Compute the mass fraction of eutectoid cementite in an iron-carbon alloy that contains \(1.00 \mathrm{wt} \% \mathrm{C}\).

From an iron-carbon phase diagram, we know that the eutectoid composition is \(0.76 \mathrm{wt} \% \mathrm{C}\). This is the carbon content in steel at which a eutectoid phase transformation occurs, where austenite is transformed into pearlite (ferrite and cementite).

In the Fe-C phase diagram, proeutectoid cementite (formed before eutectoid transformation) is present above 0.76 wt% C. Below 0.76 wt% C, it is proeutectoid ferrite (formed above 0.02 wt% C). Eutectoid cementite is the cementite that forms as part of the pearlite structure within the eutectoid transformation range. Given alloy = \(1.00 \mathrm{wt} \% \mathrm{C}\) has cementite formation since it is above 0.76 wt% C.

We can use the Lever Rule to determine the mass fraction of eutectoid cementite (\(\alpha_{eut. cementite}\)) in the alloy.

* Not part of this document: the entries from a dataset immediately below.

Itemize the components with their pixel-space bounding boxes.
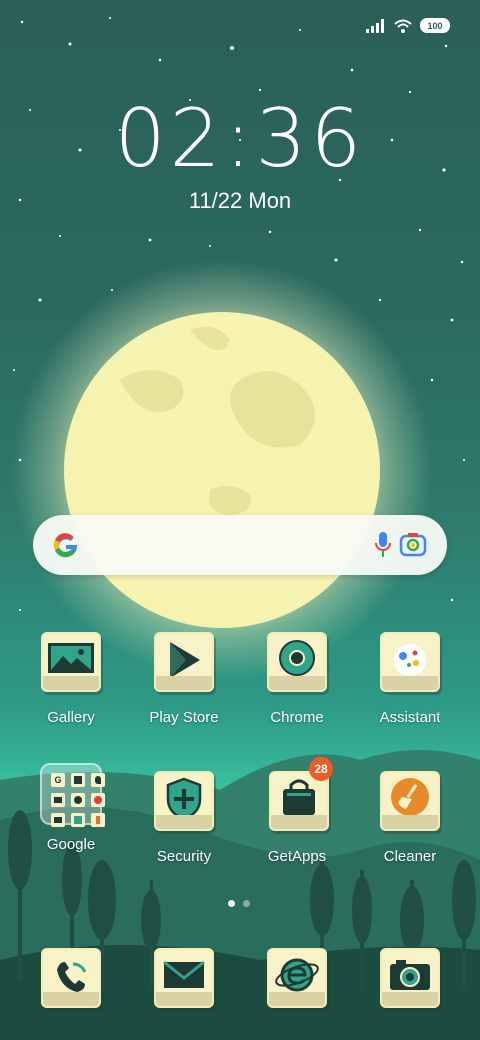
app-chrome[interactable]: Chrome — [242, 632, 352, 726]
page-dot — [243, 900, 250, 907]
app-cleaner[interactable]: Cleaner — [355, 771, 465, 865]
app-label: Google — [46, 836, 96, 853]
battery-indicator: 100 — [420, 18, 450, 33]
app-label: Cleaner — [383, 848, 437, 865]
dock-messages[interactable] — [129, 948, 239, 1008]
mini-app-icon — [91, 793, 105, 807]
mini-app-icon — [51, 813, 65, 827]
clock-separator: : — [224, 92, 256, 185]
search-input[interactable] — [97, 531, 361, 561]
mini-google-icon: G — [51, 773, 65, 787]
dock-browser[interactable] — [242, 948, 352, 1008]
google-folder-icon: G — [40, 763, 105, 827]
app-label: GetApps — [267, 848, 327, 865]
wifi-icon — [394, 19, 412, 33]
app-getapps[interactable]: 28 GetApps — [242, 757, 352, 865]
dock-camera[interactable] — [355, 948, 465, 1008]
page-dot-active — [228, 900, 235, 907]
clock-hours: 02 — [114, 92, 225, 185]
app-label: Security — [156, 848, 212, 865]
security-shield-icon — [154, 771, 214, 831]
mini-app-icon — [91, 813, 105, 827]
phone-icon — [41, 948, 101, 1008]
moon — [64, 312, 380, 628]
clock-date[interactable]: 11/22 Mon — [0, 188, 480, 214]
mini-maps-icon — [91, 773, 105, 787]
app-play-store[interactable]: Play Store — [129, 632, 239, 726]
app-label: Assistant — [379, 709, 441, 726]
camera-icon — [380, 948, 440, 1008]
google-g-icon — [53, 533, 78, 558]
play-store-icon — [154, 632, 214, 692]
status-bar: 100 — [366, 18, 450, 33]
page-indicator — [228, 900, 250, 907]
microphone-icon[interactable] — [375, 531, 391, 559]
assistant-icon — [380, 632, 440, 692]
notification-badge: 28 — [309, 757, 333, 781]
app-assistant[interactable]: Assistant — [355, 632, 465, 726]
clock-time[interactable]: 02:36 — [0, 92, 480, 185]
signal-icon — [366, 18, 384, 33]
mini-app-icon — [51, 793, 65, 807]
date-text: 11/22 — [188, 188, 243, 213]
lens-camera-icon[interactable] — [399, 531, 427, 559]
mini-app-icon — [71, 773, 85, 787]
clock-minutes: 36 — [255, 92, 366, 185]
gallery-icon — [41, 632, 101, 692]
app-label: Chrome — [270, 709, 324, 726]
mini-app-icon — [71, 793, 85, 807]
weekday-text: Mon — [248, 188, 292, 213]
app-gallery[interactable]: Gallery — [16, 632, 126, 726]
app-security[interactable]: Security — [129, 771, 239, 865]
google-search-bar[interactable] — [33, 515, 447, 575]
app-label: Gallery — [47, 709, 95, 726]
cleaner-broom-icon — [380, 771, 440, 831]
mini-app-icon — [71, 813, 85, 827]
dock-phone[interactable] — [16, 948, 126, 1008]
envelope-icon — [154, 948, 214, 1008]
app-label: Play Store — [149, 709, 219, 726]
folder-google[interactable]: G Google — [16, 763, 126, 853]
home-screen: 100 02:36 11/22 Mon Gallery Play Store C… — [0, 0, 480, 1040]
browser-e-icon — [267, 948, 327, 1008]
chrome-icon — [267, 632, 327, 692]
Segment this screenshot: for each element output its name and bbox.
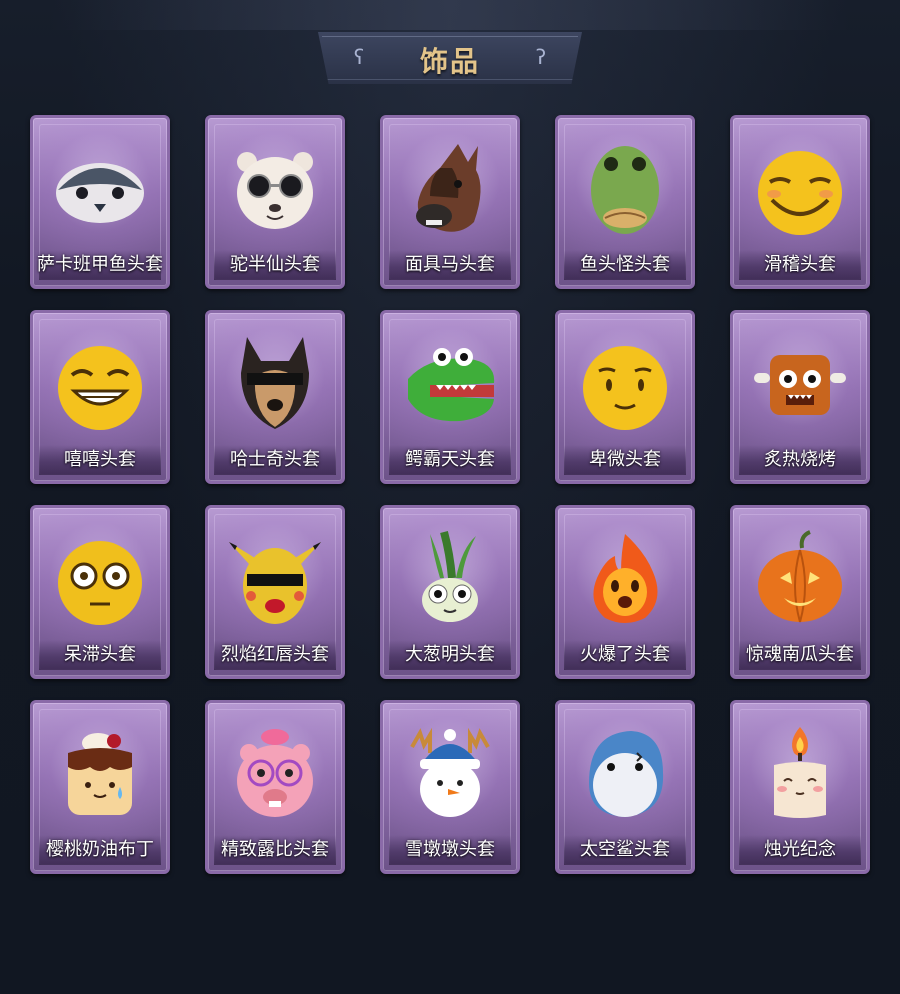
- accessory-card[interactable]: 嘻嘻头套: [30, 310, 170, 484]
- accessory-label: 精致露比头套: [221, 839, 329, 860]
- pumpkin-mask-icon: [758, 530, 842, 623]
- loopy-mask-icon: [237, 729, 313, 817]
- accessory-label: 太空鲨头套: [580, 839, 670, 860]
- accessory-label: 面具马头套: [405, 254, 495, 275]
- husky-mask-icon: [241, 337, 309, 429]
- accessory-label: 嘻嘻头套: [64, 449, 136, 470]
- horse-head-mask-icon: [416, 144, 481, 232]
- section-title-banner: ʕ 饰品 ʔ: [318, 32, 582, 84]
- accessory-label: 哈士奇头套: [230, 449, 320, 470]
- accessory-label: 卑微头套: [589, 449, 661, 470]
- accessory-card[interactable]: 火爆了头套: [555, 505, 695, 679]
- pikachu-lips-mask-icon: [229, 542, 321, 624]
- accessory-label: 大葱明头套: [405, 644, 495, 665]
- alpaca-sunglasses-mask-icon: [237, 152, 313, 229]
- fish-head-mask-icon: [56, 163, 144, 223]
- accessory-label: 萨卡班甲鱼头套: [37, 254, 163, 275]
- accessory-card[interactable]: 哈士奇头套: [205, 310, 345, 484]
- accessory-label: 呆滞头套: [64, 644, 136, 665]
- candle-mask-icon: [774, 727, 826, 818]
- grinning-face-mask-icon: [58, 346, 142, 430]
- right-ornament-icon: ʔ: [535, 45, 547, 69]
- accessory-card[interactable]: 滑稽头套: [730, 115, 870, 289]
- top-decoration: [50, 0, 850, 30]
- accessory-label: 鳄霸天头套: [405, 449, 495, 470]
- accessory-card[interactable]: 萨卡班甲鱼头套: [30, 115, 170, 289]
- accessory-card[interactable]: 惊魂南瓜头套: [730, 505, 870, 679]
- accessory-card[interactable]: 烈焰红唇头套: [205, 505, 345, 679]
- accessory-card[interactable]: 精致露比头套: [205, 700, 345, 874]
- accessory-card[interactable]: 面具马头套: [380, 115, 520, 289]
- accessory-card[interactable]: 大葱明头套: [380, 505, 520, 679]
- scallion-mask-icon: [422, 530, 478, 622]
- accessory-card[interactable]: 驼半仙头套: [205, 115, 345, 289]
- accessory-card[interactable]: 烛光纪念: [730, 700, 870, 874]
- accessory-card[interactable]: 卑微头套: [555, 310, 695, 484]
- green-fish-head-mask-icon: [591, 146, 659, 234]
- accessory-label: 滑稽头套: [764, 254, 836, 275]
- pudding-mask-icon: [68, 733, 132, 815]
- accessory-label: 鱼头怪头套: [580, 254, 670, 275]
- barbecue-mask-icon: [754, 355, 846, 415]
- accessory-card[interactable]: 炙热烧烤: [730, 310, 870, 484]
- fire-mask-icon: [593, 534, 658, 623]
- accessory-card[interactable]: 樱桃奶油布丁: [30, 700, 170, 874]
- accessory-label: 雪墩墩头套: [405, 839, 495, 860]
- dazed-face-mask-icon: [58, 541, 142, 625]
- accessory-label: 烛光纪念: [764, 839, 836, 860]
- space-shark-mask-icon: [589, 731, 664, 817]
- accessory-label: 驼半仙头套: [230, 254, 320, 275]
- accessory-label: 炙热烧烤: [764, 449, 836, 470]
- accessory-label: 火爆了头套: [580, 644, 670, 665]
- humble-face-mask-icon: [583, 346, 667, 430]
- crocodile-mask-icon: [408, 348, 495, 422]
- accessory-label: 樱桃奶油布丁: [46, 839, 154, 860]
- accessory-card[interactable]: 雪墩墩头套: [380, 700, 520, 874]
- accessory-card[interactable]: 太空鲨头套: [555, 700, 695, 874]
- accessory-card[interactable]: 鱼头怪头套: [555, 115, 695, 289]
- accessory-card[interactable]: 鳄霸天头套: [380, 310, 520, 484]
- funny-face-mask-icon: [758, 151, 842, 235]
- accessory-label: 惊魂南瓜头套: [746, 644, 854, 665]
- accessory-label: 烈焰红唇头套: [221, 644, 329, 665]
- snowman-mask-icon: [410, 727, 490, 817]
- accessory-card[interactable]: 呆滞头套: [30, 505, 170, 679]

The Lever Rule equation is: \(\alpha_{eut. cementite} = \cfrac{C_{overall} - C_{\alpha}}{C_{\theta} - C_{\alpha}}\) Where: \(C_{overall}\) = Overall alloy composition (1.00 wt% C) \(C_{\alpha}\) = Eutectoid ferrite composition (0.76 wt% C) \(C_{\theta}\) = Eutectoid cementite composition (6.70 wt% C) Plugging in the values, we get: \(\alpha_{eut. cementite} = \cfrac{1.00 - 0.76}{6.70 - 0.76} = \cfrac{0.24}{5.94} = 0.0404\) To convert this fraction into a percentage, multiply by 100: Mass fraction of eutectoid cementite = \(0.0404 \times 100 = 4.04\%\) So, the mass fraction of eutectoid cementite in the given iron-carbon alloy containing 1.00 wt% C is approximately 4.04%.